A 13-provider eye care clinic just down the road from me is seeing even sweeter ROI from an ophthalmology EHR software purchase in 2007—41% over five years, according to an article recently published in Ophthalmology and summarized here.
Bonus: This sweet ROI came in during a period before the feds were offering payment boosts for Meaningful Use.
Show Us the Numbers
$500,250: Amount Asheville Eye Associates spent to implement the new ophthlamic EHR software and hardware.
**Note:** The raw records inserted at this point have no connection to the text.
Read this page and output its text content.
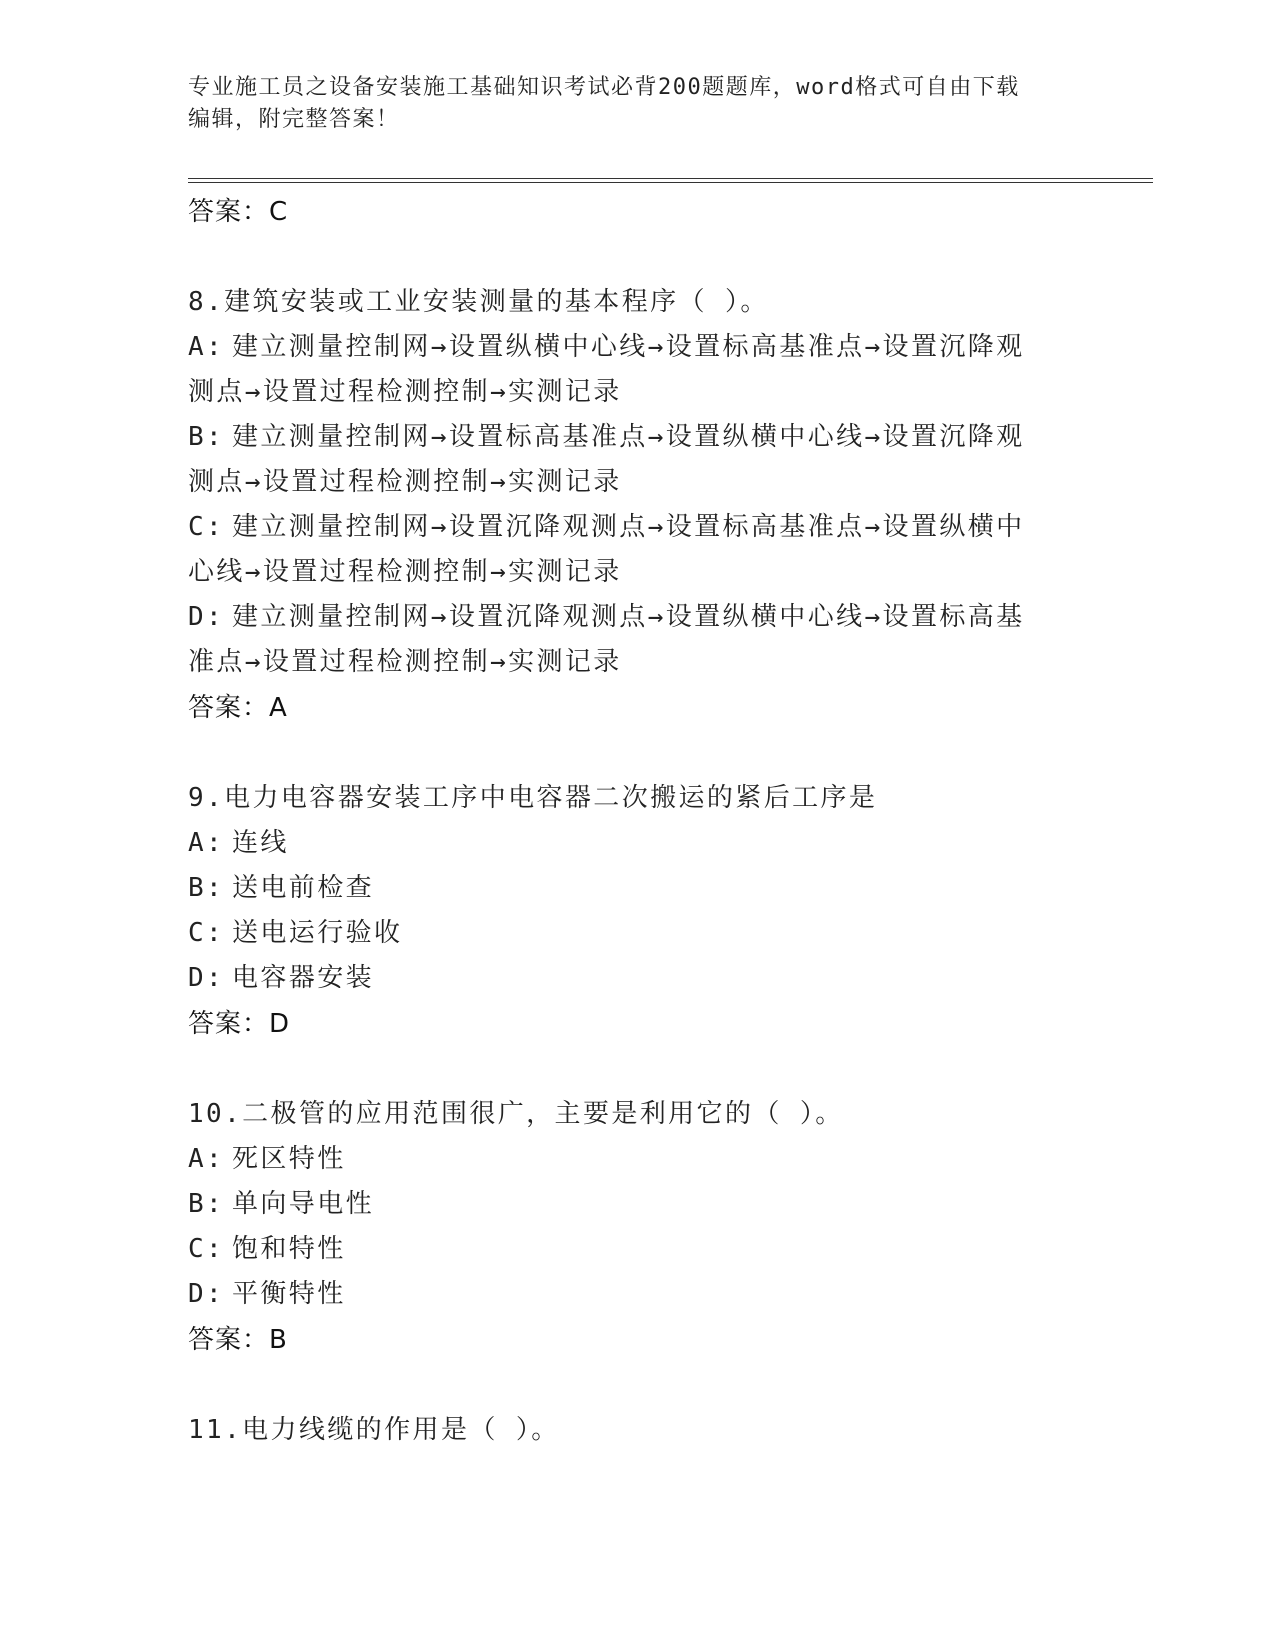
专业施工员之设备安装施工基础知识考试必背200题题库，word格式可自由下载
编辑，附完整答案！

答案：C

8.建筑安装或工业安装测量的基本程序（ ）。

A: 建立测量控制网→设置纵横中心线→设置标高基准点→设置沉降观

测点→设置过程检测控制→实测记录

B: 建立测量控制网→设置标高基准点→设置纵横中心线→设置沉降观

测点→设置过程检测控制→实测记录

C: 建立测量控制网→设置沉降观测点→设置标高基准点→设置纵横中

心线→设置过程检测控制→实测记录

D: 建立测量控制网→设置沉降观测点→设置纵横中心线→设置标高基

准点→设置过程检测控制→实测记录

答案：A

9.电力电容器安装工序中电容器二次搬运的紧后工序是

A: 连线

B: 送电前检查

C: 送电运行验收

D: 电容器安装

答案：D

10.二极管的应用范围很广，主要是利用它的（ ）。

A: 死区特性

B: 单向导电性

C: 饱和特性

D: 平衡特性

答案：B

11.电力线缆的作用是（ ）。
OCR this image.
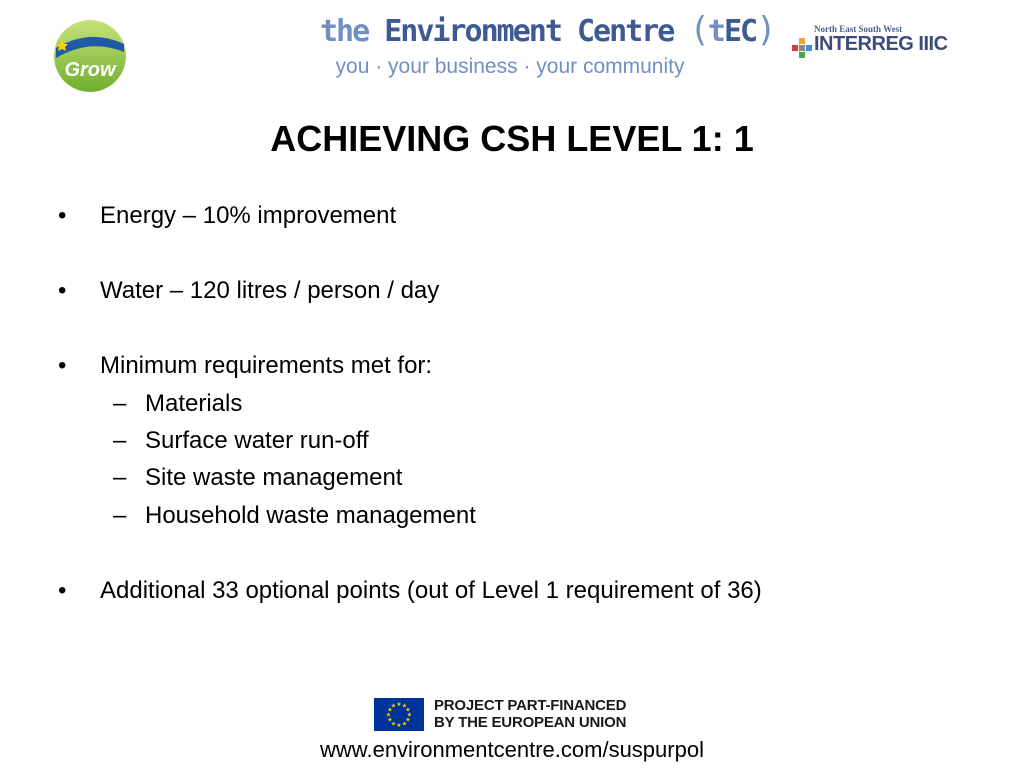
Grow
the Environment Centre (tEC)
you · your business · your community
North East South West
INTERREG IIIC
ACHIEVING CSH LEVEL 1: 1
• Energy – 10% improvement
• Water – 120 litres / person / day
• Minimum requirements met for:
– Materials
– Surface water run-off
– Site waste management
– Household waste management
• Additional 33 optional points (out of Level 1 requirement of 36)
★ ★
★
★
★
★
★
★
★
★
★
★	PROJECT PART-FINANCED
BY THE EUROPEAN UNION
www.environmentcentre.com/suspurpol
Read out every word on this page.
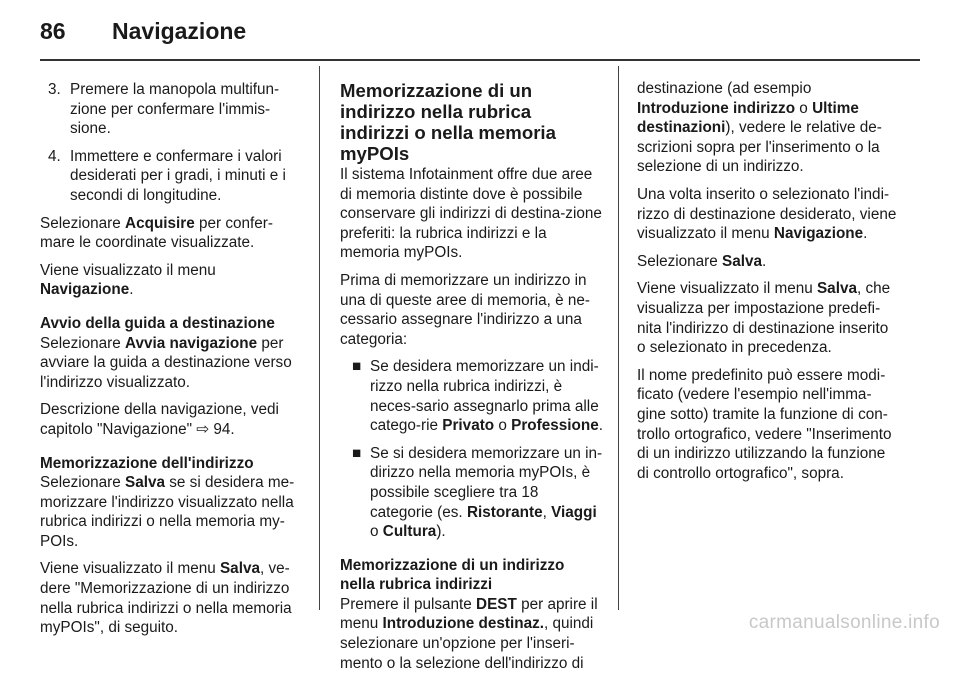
86 Navigazione
3. Premere la manopola multifun-zione per confermare l'immis-sione.
4. Immettere e confermare i valori desiderati per i gradi, i minuti e i secondi di longitudine.

Selezionare Acquisire per confer-mare le coordinate visualizzate.

Viene visualizzato il menu Navigazione.

Avvio della guida a destinazione

Selezionare Avvia navigazione per avviare la guida a destinazione verso l'indirizzo visualizzato.

Descrizione della navigazione, vedi capitolo "Navigazione" ⇨ 94.

Memorizzazione dell'indirizzo

Selezionare Salva se si desidera me-morizzare l'indirizzo visualizzato nella rubrica indirizzi o nella memoria my-POIs.

Viene visualizzato il menu Salva, ve-dere "Memorizzazione di un indirizzo nella rubrica indirizzi o nella memoria myPOIs", di seguito.

Memorizzazione di un indirizzo nella rubrica indirizzi o nella memoria myPOIs

Il sistema Infotainment offre due aree di memoria distinte dove è possibile conservare gli indirizzi di destina-zione preferiti: la rubrica indirizzi e la memoria myPOIs.

Prima di memorizzare un indirizzo in una di queste aree di memoria, è ne-cessario assegnare l'indirizzo a una categoria:

■ Se desidera memorizzare un indi-rizzo nella rubrica indirizzi, è neces-sario assegnarlo prima alle catego-rie Privato o Professione.
■ Se si desidera memorizzare un in-dirizzo nella memoria myPOIs, è possibile scegliere tra 18 categorie (es. Ristorante, Viaggi o Cultura).
Memorizzazione di un indirizzo nella rubrica indirizzi

Premere il pulsante DEST per aprire il menu Introduzione destinaz., quindi selezionare un'opzione per l'inseri-mento o la selezione dell'indirizzo di

destinazione (ad esempio Introduzione indirizzo o Ultime destinazioni), vedere le relative de-scrizioni sopra per l'inserimento o la selezione di un indirizzo.

Una volta inserito o selezionato l'indi-rizzo di destinazione desiderato, viene visualizzato il menu Navigazione.

Selezionare Salva.

Viene visualizzato il menu Salva, che visualizza per impostazione predefi-nita l'indirizzo di destinazione inserito o selezionato in precedenza.

Il nome predefinito può essere modi-ficato (vedere l'esempio nell'imma-gine sotto) tramite la funzione di con-trollo ortografico, vedere "Inserimento di un indirizzo utilizzando la funzione di controllo ortografico", sopra.

carmanualsonline.info
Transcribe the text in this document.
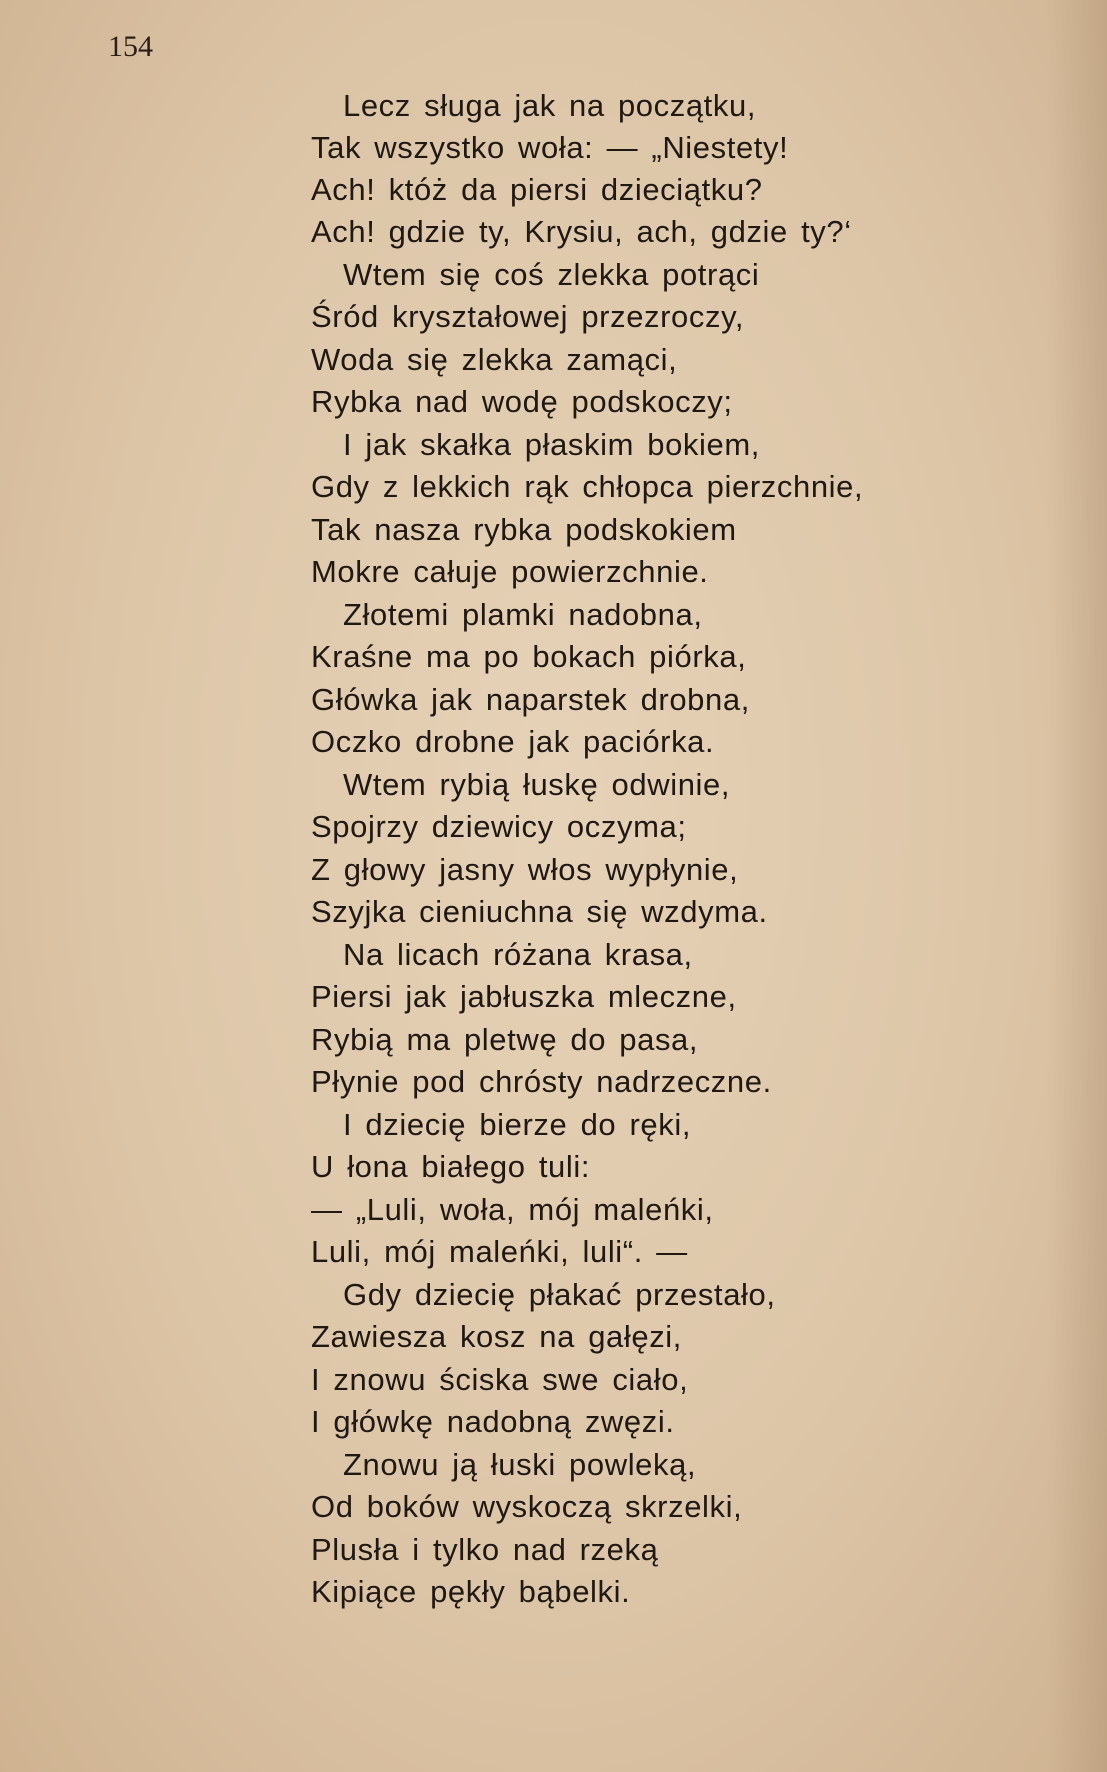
154
Lecz sługa jak na początku,
Tak wszystko woła: — „Niestety!
Ach! któż da piersi dzieciątku?
Ach! gdzie ty, Krysiu, ach, gdzie ty?‘
Wtem się coś zlekka potrąci
Śród kryształowej przezroczy,
Woda się zlekka zamąci,
Rybka nad wodę podskoczy;
I jak skałka płaskim bokiem,
Gdy z lekkich rąk chłopca pierzchnie,
Tak nasza rybka podskokiem
Mokre całuje powierzchnie.
Złotemi plamki nadobna,
Kraśne ma po bokach piórka,
Główka jak naparstek drobna,
Oczko drobne jak paciórka.
Wtem rybią łuskę odwinie,
Spojrzy dziewicy oczyma;
Z głowy jasny włos wypłynie,
Szyjka cieniuchna się wzdyma.
Na licach różana krasa,
Piersi jak jabłuszka mleczne,
Rybią ma pletwę do pasa,
Płynie pod chrósty nadrzeczne.
I dziecię bierze do ręki,
U łona białego tuli:
— „Luli, woła, mój maleńki,
Luli, mój maleńki, luli“. —
Gdy dziecię płakać przestało,
Zawiesza kosz na gałęzi,
I znowu ściska swe ciało,
I główkę nadobną zwęzi.
Znowu ją łuski powleką,
Od boków wyskoczą skrzelki,
Plusła i tylko nad rzeką
Kipiące pękły bąbelki.
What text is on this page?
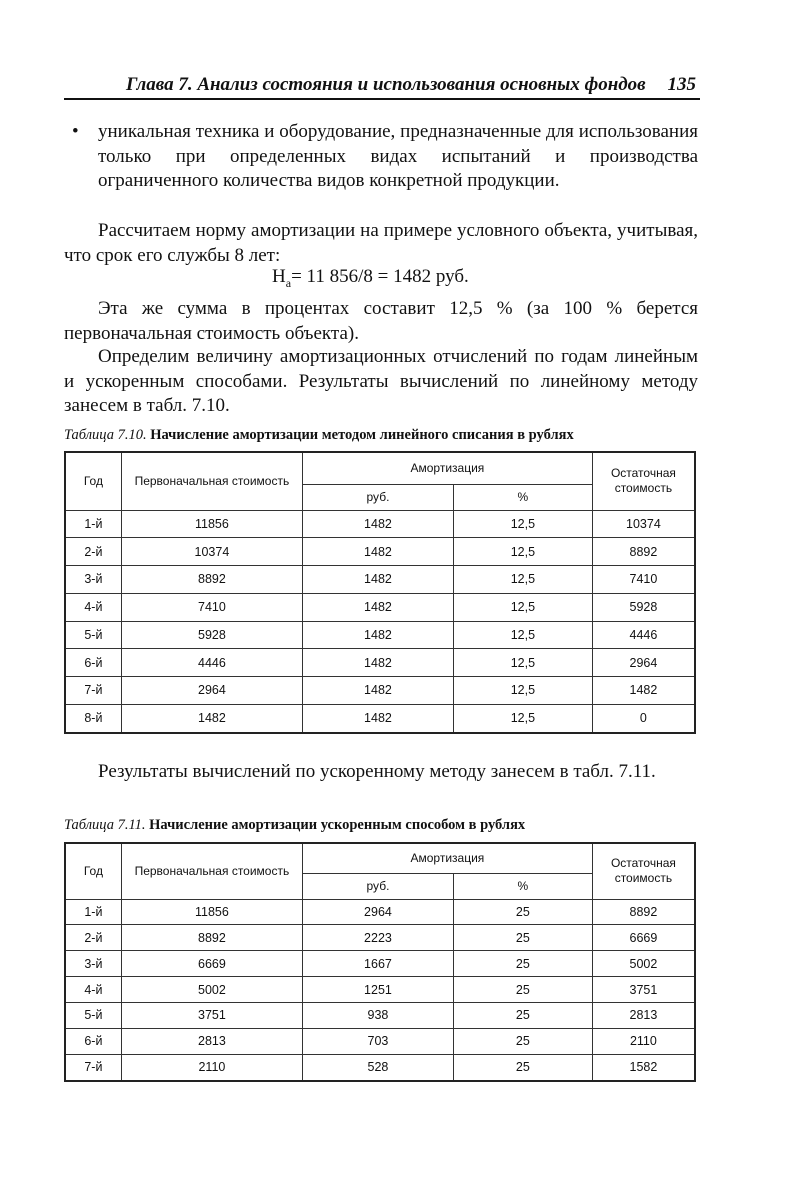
Глава 7. Анализ состояния и использования основных фондов 135
• уникальная техника и оборудование, предназначенные для использования только при определенных видах испытаний и производства ограниченного количества видов конкретной продукции.
Рассчитаем норму амортизации на примере условного объекта, учитывая, что срок его службы 8 лет:
$Н_а= 11$ 856/8 = 1482 руб.
Эта же сумма в процентах составит 12,5 % (за 100 % берется первоначальная стоимость объекта).
Определим величину амортизационных отчислений по годам линейным и ускоренным способами. Результаты вычислений по линейному методу занесем в табл. 7.10.
Таблица 7.10. Начисление амортизации методом линейного списания в рублях
Год	Первоначальная стоимость	Амортизация		Остаточная стоимость
		руб.	%	
1-й	11856	1482	12,5	10374
2-й	10374	1482	12,5	8892
3-й	8892	1482	12,5	7410
4-й	7410	1482	12,5	5928
5-й	5928	1482	12,5	4446
6-й	4446	1482	12,5	2964
7-й	2964	1482	12,5	1482
8-й	1482	1482	12,5	0
Результаты вычислений по ускоренному методу занесем в табл. 7.11.
Таблица 7.11. Начисление амортизации ускоренным способом в рублях
Год	Первоначальная стоимость	Амортизация		Остаточная стоимость
		руб.	%	
1-й	11856	2964	25	8892
2-й	8892	2223	25	6669
3-й	6669	1667	25	5002
4-й	5002	1251	25	3751
5-й	3751	938	25	2813
6-й	2813	703	25	2110
7-й	2110	528	25	1582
$600,000: Amount the practice saved in 2011 on reduced back office staffing. The practice saw some savings during the first year of implementation because they were able to reduce the number of transcriptionists and medical records staff. That initial savings paid for new HIT support staff hires. By year four, the practice was able to reduce billing and reception staff as well, and the annual savings from the lean, EHR-enabled staff is now at $600,000 annually.
Between $216,000 and $385,000 a year: Increases in optical shop revenue that study author Dr. Robert Wiggins attributes to electronic prescribing. Patients can still get paper scripts to take somewhere else, but the numbers suggest they relish the convenience of fulfilling their scripts on site.
$800,000: Increase in annual clinical revenues by the fifth year after implementation. After the installation of the new ophthalmology EHR software, clinician productivity dipped as doctors learned to use it. By the second year, clinician productivity was back up to pre-EHR levels. By the fifth year, physicians realized they had more time to see patients. The practice saw an average of 1.23 more patients a day, which created the $800,000 increase.
Asheville Eye Associates saw no monetary gains during the first year because they had to hire an HIT guy, scan paper records, and pay for EHR software maintenance. Doctors worked longer hours that first year and patients waited longer to see them. The practice uses scribes who double as technicians so that the doctor can focus on the patient and not the computer. However, the practice used scribes even before the installation of the ophthalmology EHR software. Industry exerts predict that the best ophthalmology EHR systems will make scribes a hot commodity, and they’ll be cheaper to hire than transcriptionists. As ophthalmology software evolves, more of these responsibilities will be automated, freeing up time for physicians and rendering some staff redundant.
Dr. Wiggins tells Medscape that his practice is mostly consultive, and that some eye care subspecialties may not see the same kinds of savings from EHR. According to a study published in JAMA earlier this year, some eye care practices will see revenue losses, even with Meaningful Use incentives.